FOURTH GRADERS LEARN ABOUT NEW YORK'S NATIVE NATIONS AND APPLY THEIR KNOWLEDGE


Today was a big day for Mrs. Connors and Mrs. Carr’s fourth graders. Or, as student Matthew Allen plainly put it, “We got to explain what we did so it didn’t get wasted.”

Minisink Valley students in grades K-2 came to watch their fourth grader counterparts present on the communities and way of life of Native American Nations of upstate New York, in the 16-17 centuries.

Using an impressive range of materials, students imagined and crafted village models for the Haudenosaunee ("People of the Longhouse”), named Iroquois by the French, and also known as Five Nations. The students prepared notes on index cards to help them through their presentations to the younger classes.

“I was a bit nervous, worried that my village might not be good enough, but now I feel good about it,” said fourth-grader Jack Kupercus. “I had a lot of customers,” he added, referring to his visitors.
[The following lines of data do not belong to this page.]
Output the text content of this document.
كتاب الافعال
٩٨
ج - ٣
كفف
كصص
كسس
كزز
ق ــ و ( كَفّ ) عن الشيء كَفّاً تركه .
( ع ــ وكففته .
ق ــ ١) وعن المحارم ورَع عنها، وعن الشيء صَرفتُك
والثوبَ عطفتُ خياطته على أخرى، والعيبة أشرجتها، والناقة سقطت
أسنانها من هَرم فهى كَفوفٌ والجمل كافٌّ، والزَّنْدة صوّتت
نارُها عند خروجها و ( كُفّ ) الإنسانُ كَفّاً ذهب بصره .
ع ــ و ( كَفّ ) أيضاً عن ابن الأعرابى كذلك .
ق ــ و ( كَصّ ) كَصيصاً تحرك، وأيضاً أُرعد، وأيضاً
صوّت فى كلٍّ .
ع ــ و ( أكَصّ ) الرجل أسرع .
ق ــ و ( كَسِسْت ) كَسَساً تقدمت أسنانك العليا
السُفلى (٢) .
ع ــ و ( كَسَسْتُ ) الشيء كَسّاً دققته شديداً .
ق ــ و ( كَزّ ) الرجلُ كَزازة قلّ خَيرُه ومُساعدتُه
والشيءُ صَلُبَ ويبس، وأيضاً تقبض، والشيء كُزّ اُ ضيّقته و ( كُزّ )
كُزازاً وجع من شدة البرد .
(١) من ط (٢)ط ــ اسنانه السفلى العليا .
Jack had nothing to worry about. His village was as thoughtful and creative as any, and he was exceptionally knowledgeable and articulate in his explanation of his project. He also had this appreciation for the People of the Longhouse: “They were brave, strong and courageous.”

Ava Sasco was ready to answer questions that weren't even part of her supporting notes, like the family structure of the Native Nations. “The women farmed and took care of the children. The men went hunting and taught the boys to hunt too,” Ava said without hesitation.

Anthony Marasco was equally impressed with the Native Nations’ resourceful ways. “They made all their stuff, people didn’t make it for them,” he said.

After their visitors parted and they put away their villages, students in Mrs. Carr’s class could be heard saying, “This was a lot of fun!” “Yes, this was cool!”

Mrs. Connors asked her students how they felt about their presentations. They offered one-word answers: Confident. Surprised. Excited. “Nervous because you don’t get to present every day,” one student noted. “I felt like I was presenting to the news,” another added. “But how do you feel now?” Mrs. Connors insisted. Good, proud, they said—with good reason!